When H-P's Chief Executive Officer Meg Whitman decided to spin off the PC and printer business, she tacitly acknowledged that hardware was a slowing down a company that should have gone aggressively into services and software years ago. But over the past decade, the company depended on acquisitions and aggressive cost-cutting to grow, while innovation and risk-taking fell by the wayside. The company missed out on trends like mobility and the cloud; and it overpaid on deal after deal.
Through it all H-P relied heavily on hardware for stability, revenue and size. The division made H-P a huge company (it was a $41 billion business when Leo Apotheker was CEO and it will be a $55 billion company after the spin off), and it provided some cover for years of bad management. But its usefulness as a cushion lessened as margins narrowed and sales flatlined or declined, and the time and energy spent defending and expanding in hardware was bad for H-P. Apotheker, chief executive officer until 2011, understood that the company needed to let go of hardware, but he was a weak leader and his attempt to sell it failed.
Yahoo doesn't have hardware, but it does have lucrative investments in two Asian companies: the online retailer Alibaba and the Internet portal Yahoo Japan. (Reports of a minority investment in Snapchat feel like an attempt to turn Yahoo into a tracking stock yet again.) My worry is that Mayer will focus too much on protecting those investments at the expense of Yahoo itself, and that the rest of the company will suffer.
I realize that H-P's hardware division isn't a perfect analogy. Hardware is a shrinking industry, whereas Alibaba and Yahoo Japan have bright futures. But the Asian assets make Yahoo big and expensive to buy, just as hardware made H-P big and unwieldy. And if Yahoo's core advertising business doesn't perk up soon, those investments will lose their protective power. Should that be the case, investors will push Mayer to sell those positions little by little to pay out dividends and buy back stock to keep a howling pack of angry investors at bay. The protective buffer will shrink.

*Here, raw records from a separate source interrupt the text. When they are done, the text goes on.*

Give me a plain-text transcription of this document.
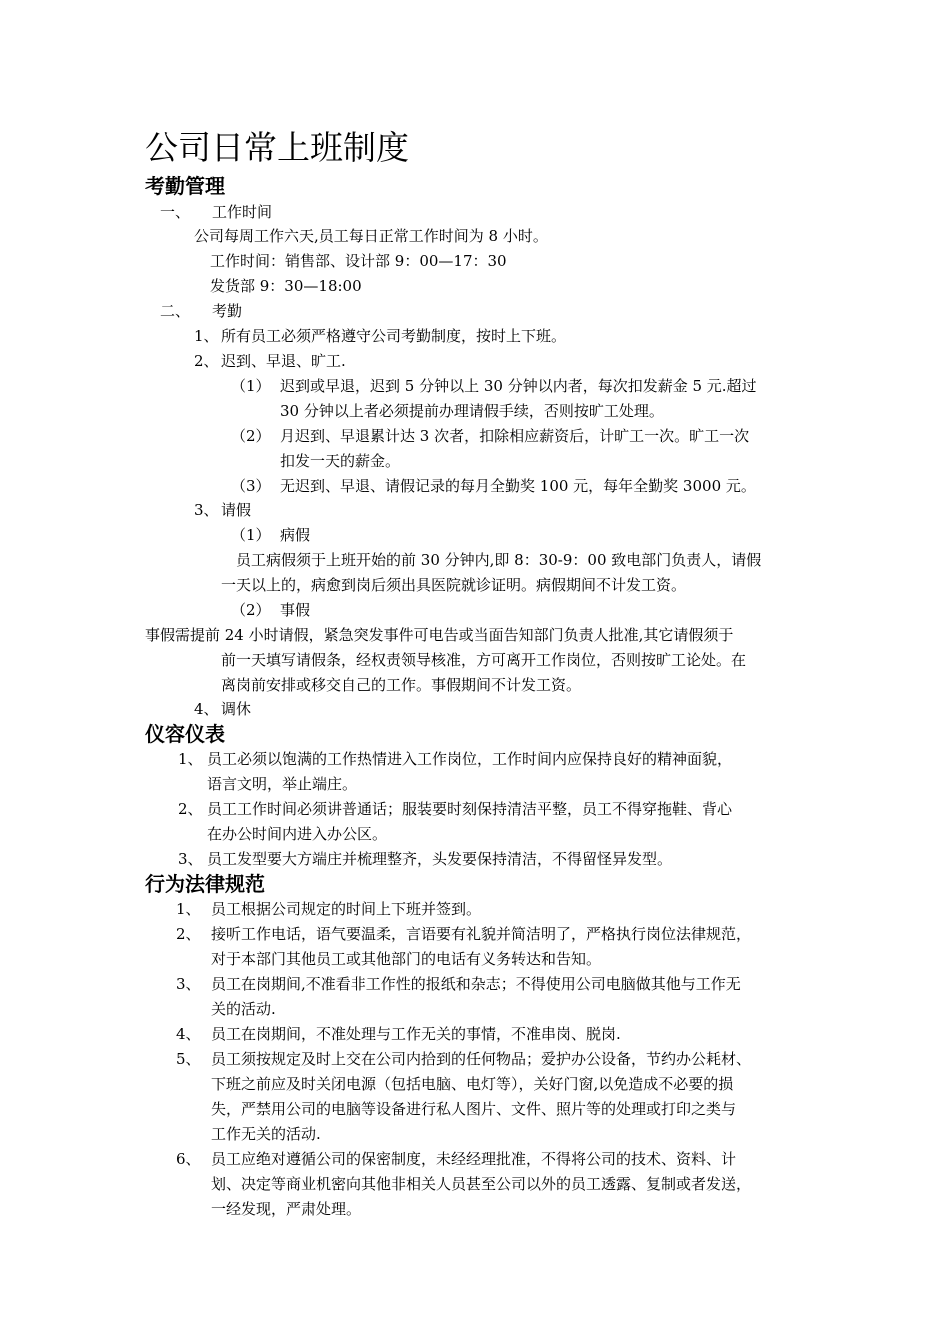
公司日常上班制度
考勤管理
一、 工作时间
公司每周工作六天,员工每日正常工作时间为 8 小时。
工作时间：销售部、设计部 9：00—17：30
发货部 9：30—18:00
二、 考勤
1、 所有员工必须严格遵守公司考勤制度，按时上下班。
2、 迟到、早退、旷工.
（1） 迟到或早退，迟到 5 分钟以上 30 分钟以内者，每次扣发薪金 5 元.超过
30 分钟以上者必须提前办理请假手续，否则按旷工处理。
（2） 月迟到、早退累计达 3 次者，扣除相应薪资后，计旷工一次。旷工一次
扣发一天的薪金。
（3） 无迟到、早退、请假记录的每月全勤奖 100 元，每年全勤奖 3000 元。
3、 请假
（1） 病假
员工病假须于上班开始的前 30 分钟内,即 8：30-9：00 致电部门负责人，请假
一天以上的，病愈到岗后须出具医院就诊证明。病假期间不计发工资。
（2） 事假
事假需提前 24 小时请假，紧急突发事件可电告或当面告知部门负责人批准,其它请假须于
前一天填写请假条，经权责领导核准，方可离开工作岗位，否则按旷工论处。在
离岗前安排或移交自己的工作。事假期间不计发工资。
4、 调休
仪容仪表
1、 员工必须以饱满的工作热情进入工作岗位，工作时间内应保持良好的精神面貌，
语言文明，举止端庄。
2、 员工工作时间必须讲普通话；服装要时刻保持清洁平整，员工不得穿拖鞋、背心
在办公时间内进入办公区。
3、 员工发型要大方端庄并梳理整齐，头发要保持清洁，不得留怪异发型。
行为法律规范
1、 员工根据公司规定的时间上下班并签到。
2、 接听工作电话，语气要温柔，言语要有礼貌并简洁明了，严格执行岗位法律规范，
对于本部门其他员工或其他部门的电话有义务转达和告知。
3、 员工在岗期间,不准看非工作性的报纸和杂志；不得使用公司电脑做其他与工作无
关的活动.
4、 员工在岗期间，不准处理与工作无关的事情，不准串岗、脱岗.
5、 员工须按规定及时上交在公司内拾到的任何物品；爱护办公设备，节约办公耗材、
下班之前应及时关闭电源（包括电脑、电灯等），关好门窗,以免造成不必要的损
失，严禁用公司的电脑等设备进行私人图片、文件、照片等的处理或打印之类与
工作无关的活动.
6、 员工应绝对遵循公司的保密制度，未经经理批准，不得将公司的技术、资料、计
划、决定等商业机密向其他非相关人员甚至公司以外的员工透露、复制或者发送，
一经发现，严肃处理。
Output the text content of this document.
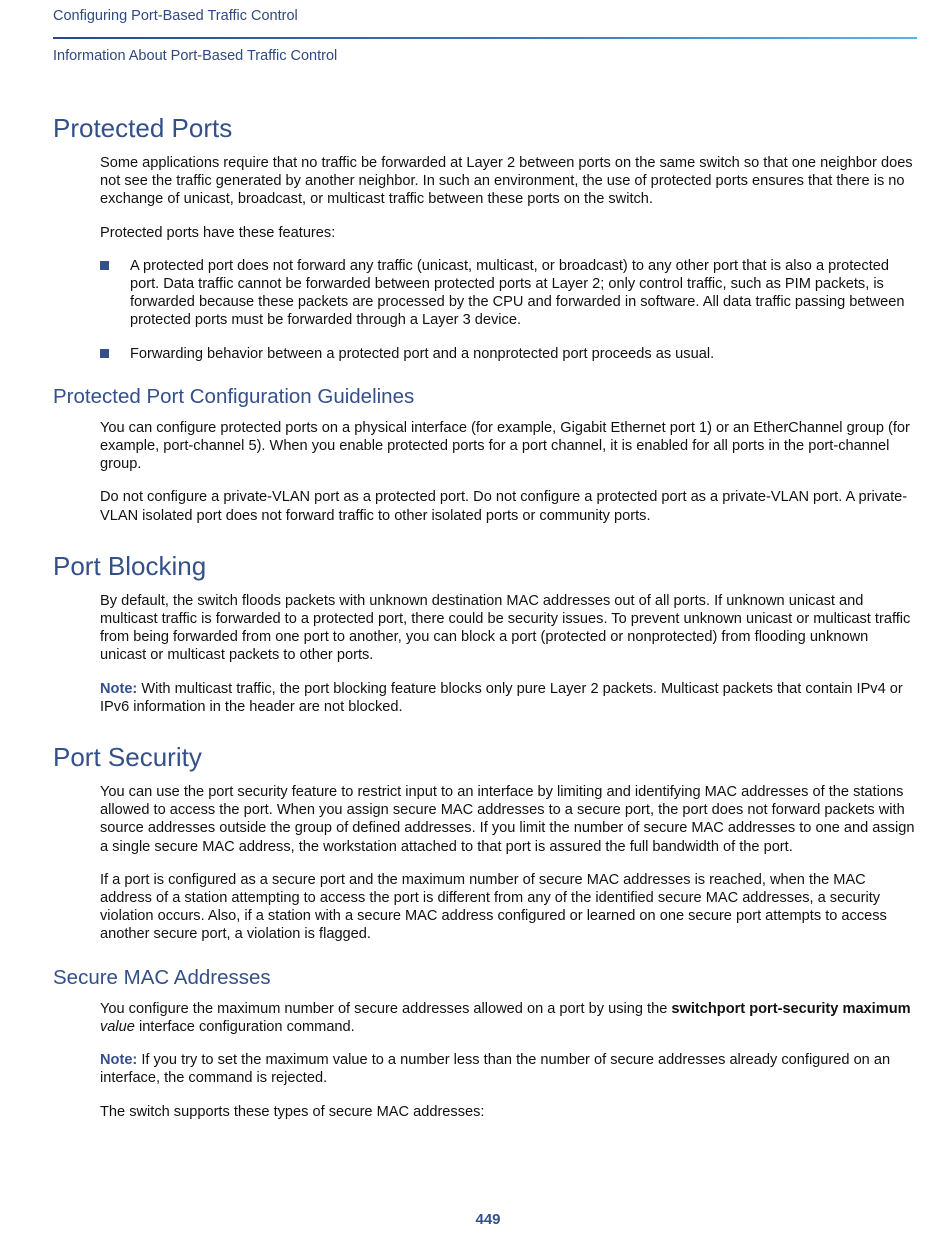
Configuring Port-Based Traffic Control
Information About Port-Based Traffic Control
Protected Ports

Some applications require that no traffic be forwarded at Layer 2 between ports on the same switch so that one neighbor does not see the traffic generated by another neighbor. In such an environment, the use of protected ports ensures that there is no exchange of unicast, broadcast, or multicast traffic between these ports on the switch.

Protected ports have these features:

A protected port does not forward any traffic (unicast, multicast, or broadcast) to any other port that is also a protected port. Data traffic cannot be forwarded between protected ports at Layer 2; only control traffic, such as PIM packets, is forwarded because these packets are processed by the CPU and forwarded in software. All data traffic passing between protected ports must be forwarded through a Layer 3 device.
Forwarding behavior between a protected port and a nonprotected port proceeds as usual.
Protected Port Configuration Guidelines

You can configure protected ports on a physical interface (for example, Gigabit Ethernet port 1) or an EtherChannel group (for example, port-channel 5). When you enable protected ports for a port channel, it is enabled for all ports in the port-channel group.

Do not configure a private-VLAN port as a protected port. Do not configure a protected port as a private-VLAN port. A private-VLAN isolated port does not forward traffic to other isolated ports or community ports.

Port Blocking

By default, the switch floods packets with unknown destination MAC addresses out of all ports. If unknown unicast and multicast traffic is forwarded to a protected port, there could be security issues. To prevent unknown unicast or multicast traffic from being forwarded from one port to another, you can block a port (protected or nonprotected) from flooding unknown unicast or multicast packets to other ports.

Note: With multicast traffic, the port blocking feature blocks only pure Layer 2 packets. Multicast packets that contain IPv4 or IPv6 information in the header are not blocked.

Port Security

You can use the port security feature to restrict input to an interface by limiting and identifying MAC addresses of the stations allowed to access the port. When you assign secure MAC addresses to a secure port, the port does not forward packets with source addresses outside the group of defined addresses. If you limit the number of secure MAC addresses to one and assign a single secure MAC address, the workstation attached to that port is assured the full bandwidth of the port.

If a port is configured as a secure port and the maximum number of secure MAC addresses is reached, when the MAC address of a station attempting to access the port is different from any of the identified secure MAC addresses, a security violation occurs. Also, if a station with a secure MAC address configured or learned on one secure port attempts to access another secure port, a violation is flagged.

Secure MAC Addresses

You configure the maximum number of secure addresses allowed on a port by using the switchport port-security maximum value interface configuration command.

Note: If you try to set the maximum value to a number less than the number of secure addresses already configured on an interface, the command is rejected.

The switch supports these types of secure MAC addresses:

449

Yahoo's Alibaba shield started to deteriorate when the retailer went public in September and Yahoo had to sell half of its Alibaba stock. Investors are already pushing the company to sell its remaining 12.5 percent stake. They want Yahoo to return all of the cash from the sales in the form of dividends and buybacks.
Meanwhile, there are various tales of a Yahoo sale flying around, in part related to the question of what to do about the company's assets in Asia. My colleague Matt Levine suggested weeks ago that Alibaba buy Yahoo (essentially using Yahoo's own cash and Alibaba shares), generate a small profit for shareholders and spin it back out or sell it. Hedge funds and banks are out there speculating that Japan's Softbank wants to buy Yahoo. (It would be pretty hard to pull off, given that Softbank would then have a majority stake in Alibaba.) Some are hoping that Yahoo sells its Asian assets and uses the money to go private. Activist investment firm Starboard is pushing Mayer to break up the company.
It feels like Mayer is sticking her fingers and toes in the holes of a leaky dike, but pressure to give shareholders the cash from Alibaba and Yahoo Japan is more than she can hold back. I say give them the money, create some shareholder goodwill and take that distraction off the table. Then get down to the real, ugly work of a turnaround. That means layoffs and shoring up digital and programmatic ads. It means figuring out why additional users from Tumblr haven't increased advertising revenue, then fixing the problem or writing off Tumbler. It means being decisive about what Yahoo's future businesses will look like, instead of hoping for an aha-moment that saves the company.
This column does not necessarily reflect the opinion of Bloomberg View's editorial board or Bloomberg LP, its owners and investors.